Anthropic’s favorite topic—faster permits for data centers, power plants, and grid connections. Because if there’s one thing more urgent than helping humans adapt to AI, it’s helping AI get more compute faster.
Tyler Cowen of the Mercatus Center sums it up nicely: “I am all for permitting reform—the energy sector included.” Translation: “Let the GPUs flow.”
Category Two: Policies for “Moderate Acceleration” (A.K.A. The Middle-Class Meltdown)
5. Trade Adjustment Assistance, but for AI.
Economists suggest adapting the Trade Adjustment Assistance program—originally meant for workers displaced by globalization—into “Automation Adjustment Assistance.” Because nothing says we value you like rebranding unemployment insurance.
Fund it with taxes on large AI firms, say Suchet Mittal and Sam Manning. So Anthropic might one day pay taxes to help retrain the people Claude displaced. Adorable symmetry.
6. Taxes on compute or token generation.
Now we’re getting spicy. Economists Lee Lockwood and Anton Korinek propose taxes on “token generation, robots, and digital services.” The idea is to siphon off a bit of the AI sector’s absurd profit margins before they get fully reinvested into more GPUs.

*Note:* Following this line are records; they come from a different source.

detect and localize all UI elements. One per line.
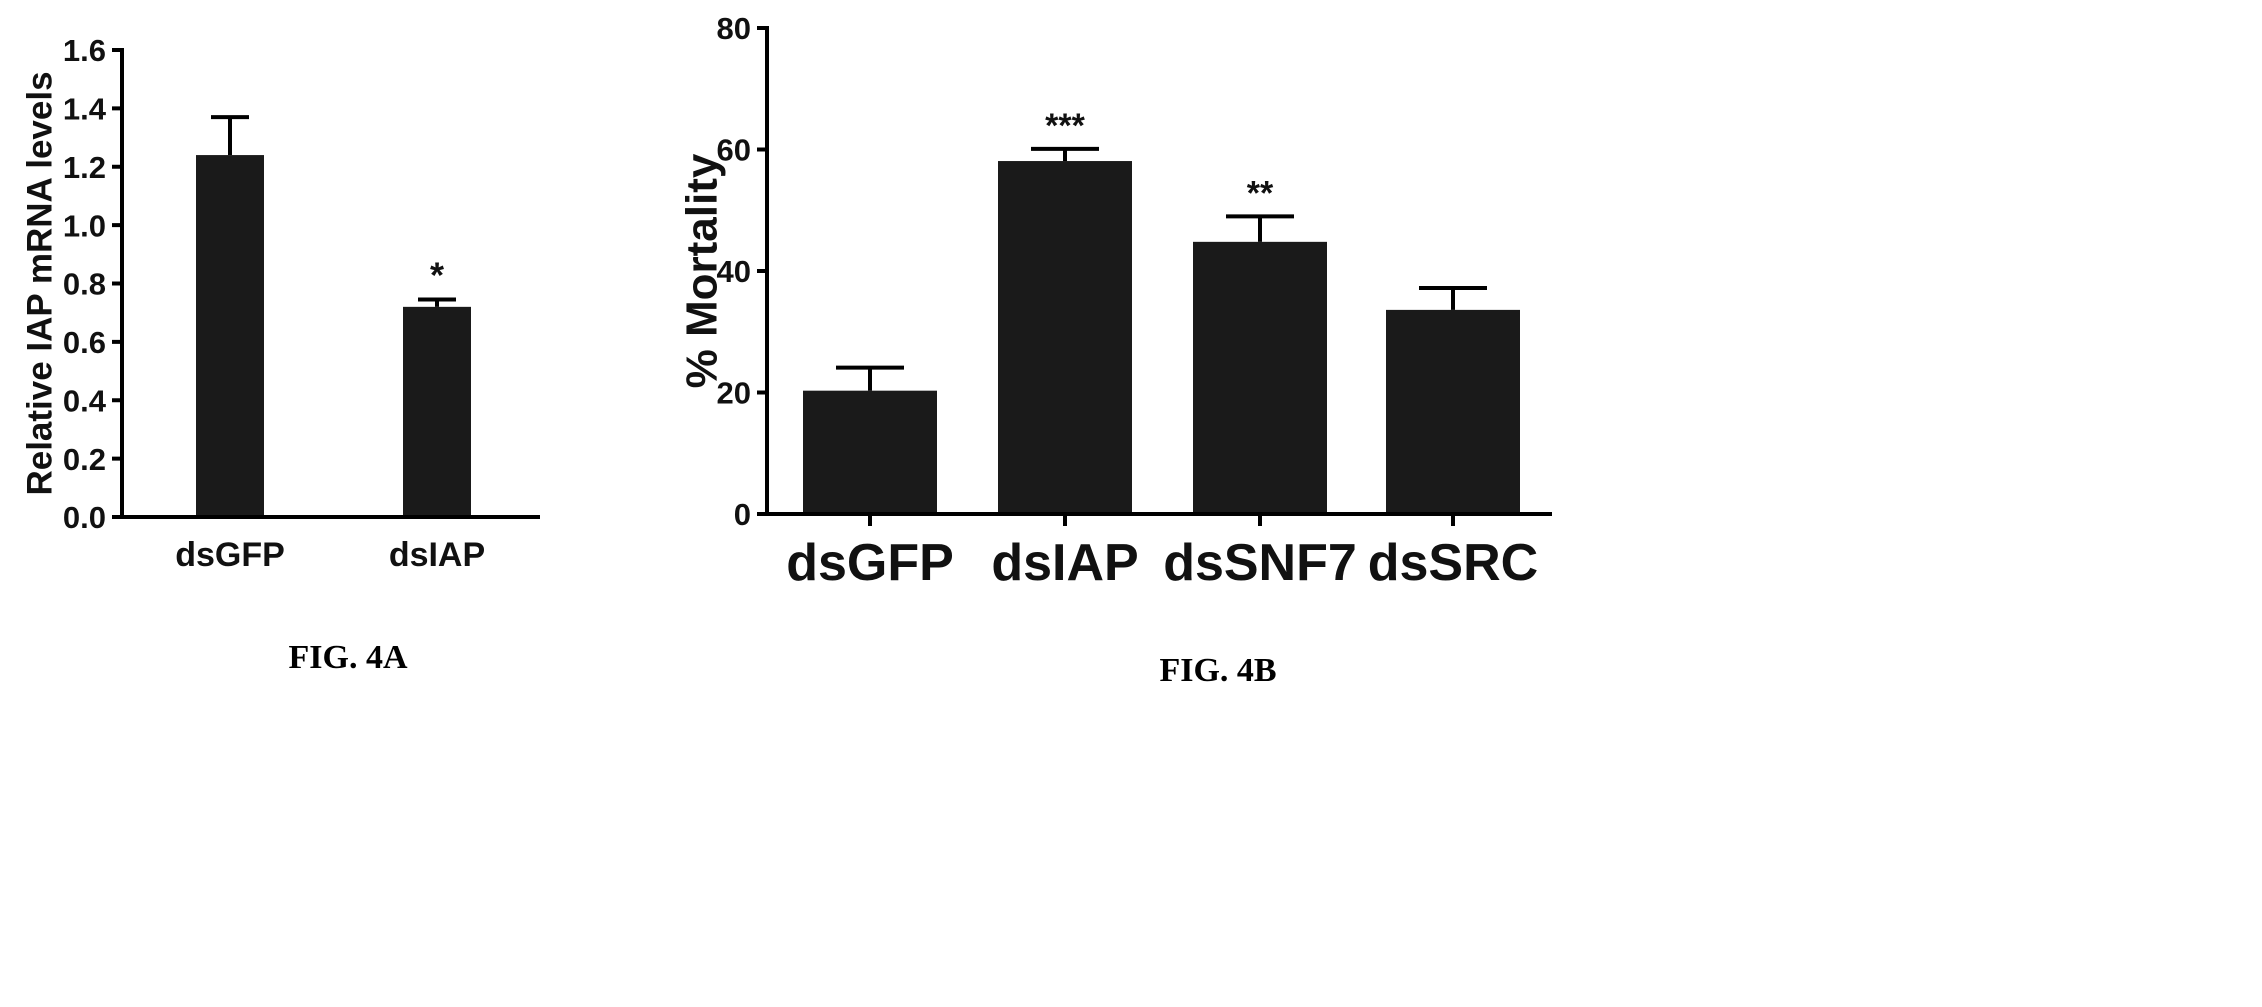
y-tick-label-1.6: 1.6 [63,33,106,68]
chart-fig-4b: dsGFP *** dsIAP ** dsSNF7 dsSRC 0 20 40 60 80 % Mor… [678,11,1552,689]
bar-dsGFP [196,155,264,517]
bar-dsGFP [803,390,937,514]
y-tick-label-80: 80 [717,11,751,46]
bar-dsIAP [403,306,471,517]
y-axis-title: Relative IAP mRNA levels [20,71,59,495]
significance-label-dsSNF7: ** [1247,174,1274,212]
figure-caption: FIG. 4B [1159,652,1276,689]
y-tick-label-40: 40 [717,254,751,289]
y-tick-label-0: 0 [734,497,751,532]
bar-dsSRC [1386,309,1520,514]
category-label-dsGFP: dsGFP [786,534,954,592]
y-tick-label-1.4: 1.4 [63,92,107,127]
bar-dsSNF7 [1193,241,1327,514]
y-axis-title: % Mortality [678,153,727,388]
category-label-dsGFP: dsGFP [175,536,285,574]
bar-dsIAP [998,161,1132,515]
category-label-dsSNF7: dsSNF7 [1163,534,1357,592]
y-tick-label-0.0: 0.0 [63,500,106,535]
y-tick-label-0.8: 0.8 [63,267,106,302]
significance-label-dsIAP: * [430,255,444,296]
y-tick-label-60: 60 [717,133,751,168]
y-tick-label-1.0: 1.0 [63,208,106,243]
y-tick-label-0.2: 0.2 [63,442,106,477]
y-tick-label-0.4: 0.4 [63,383,107,418]
category-label-dsIAP: dsIAP [991,534,1138,592]
category-label-dsSRC: dsSRC [1368,534,1538,592]
category-label-dsIAP: dsIAP [389,536,485,574]
figure-caption: FIG. 4A [289,639,408,676]
significance-label-dsIAP: *** [1045,107,1085,145]
y-tick-label-0.6: 0.6 [63,325,106,360]
y-tick-label-20: 20 [717,376,751,411]
chart-fig-4a: dsGFP * dsIAP 0.0 0.2 0.4 0.6 0.8 1.0 1.2 1.4 1.6Re… [20,33,540,676]
y-tick-label-1.2: 1.2 [63,150,106,185]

Korinek notes that if AI starts consuming resources faster than humans, we may have to tax the AIs themselves. Imagine the IRS sending a bill to Claude. Now that’s the future we deserve.
Category Three: Policies for When It All Collapses (The “Oops, We Automated Civilization” Phase)
7. National Sovereign Wealth Funds.
Anthropic suggests that governments could take equity stakes in AI firms to ensure citizens get a slice of the pie. The idea: if AI generates trillions in value, everyone should get a dividend. The subtext: UBI, but make it venture-backed.
A UK proposal even suggests an “AI Bond” to help the government invest in and redistribute AI wealth. Imagine buying a bond that pays out every time Claude writes a press release.
8. Value-Added Tax (VAT).
The U.S. is famously one of the few developed countries without a VAT. Anthropic hints that AI could change that. As labor’s share of production shrinks, taxing consumption might become the only viable revenue stream.
Because when the bots take your job, at least they’ll still charge you sales tax on your DoorDash order.
9. New revenue structures for an AI economy.
Finally, Gamage reappears with a “low-rate business wealth tax” to complement income taxes. Think of it as a “management fee” governments charge for letting corporations exist.
If that sounds dystopian, that’s because it is—but at least it’s an elegant dystopia.
Anthropic’s Big Picture: Policy as PR
To Anthropic’s credit, they’re not pretending to have all the answers. They just want to “start the conversation.” Which is corporate PR code for: “We’re hedging our bets before the Senate hearings start.”
They’ve also pledged $10 million to expand their Economic Futures Program and host more symposia with economists and policymakers. In other words, expect more polished PDFs about the apocalypse.
What’s really happening here is brand positioning. Anthropic wants to be seen as the responsible AI company—the one thinking ahead, not just racing to release Claude 5. They’re framing themselves as the “grown-up in the room” while subtly lobbying for favorable regulation.
It’s smart, it’s self-serving, and it’s exactly how the AI industry white washes AI's disruption of virtually every industry.
The Real Subtext: “We Broke It, But We’ll Help You Fix It”
The post ends with a call for “proactive engagement between researchers, policymakers, and the AI industry.” Translation: we’d like a seat at the table when you start rewriting the economy.
It’s the perfect encapsulation of Silicon Valley logic:
- Disrupt everything.
- Profit massively.
- Offer thoughtful white papers on how to mitigate the disruption you caused.
Anthropic’s essay isn’t wrong—their economists make sharp, important points. But it’s also a reminder that the AI companies framing the debate are the same ones steering the ship toward the iceberg.
Still, if the robots do come for our jobs, at least they’ll be polite enough to publish a policy paper about it first.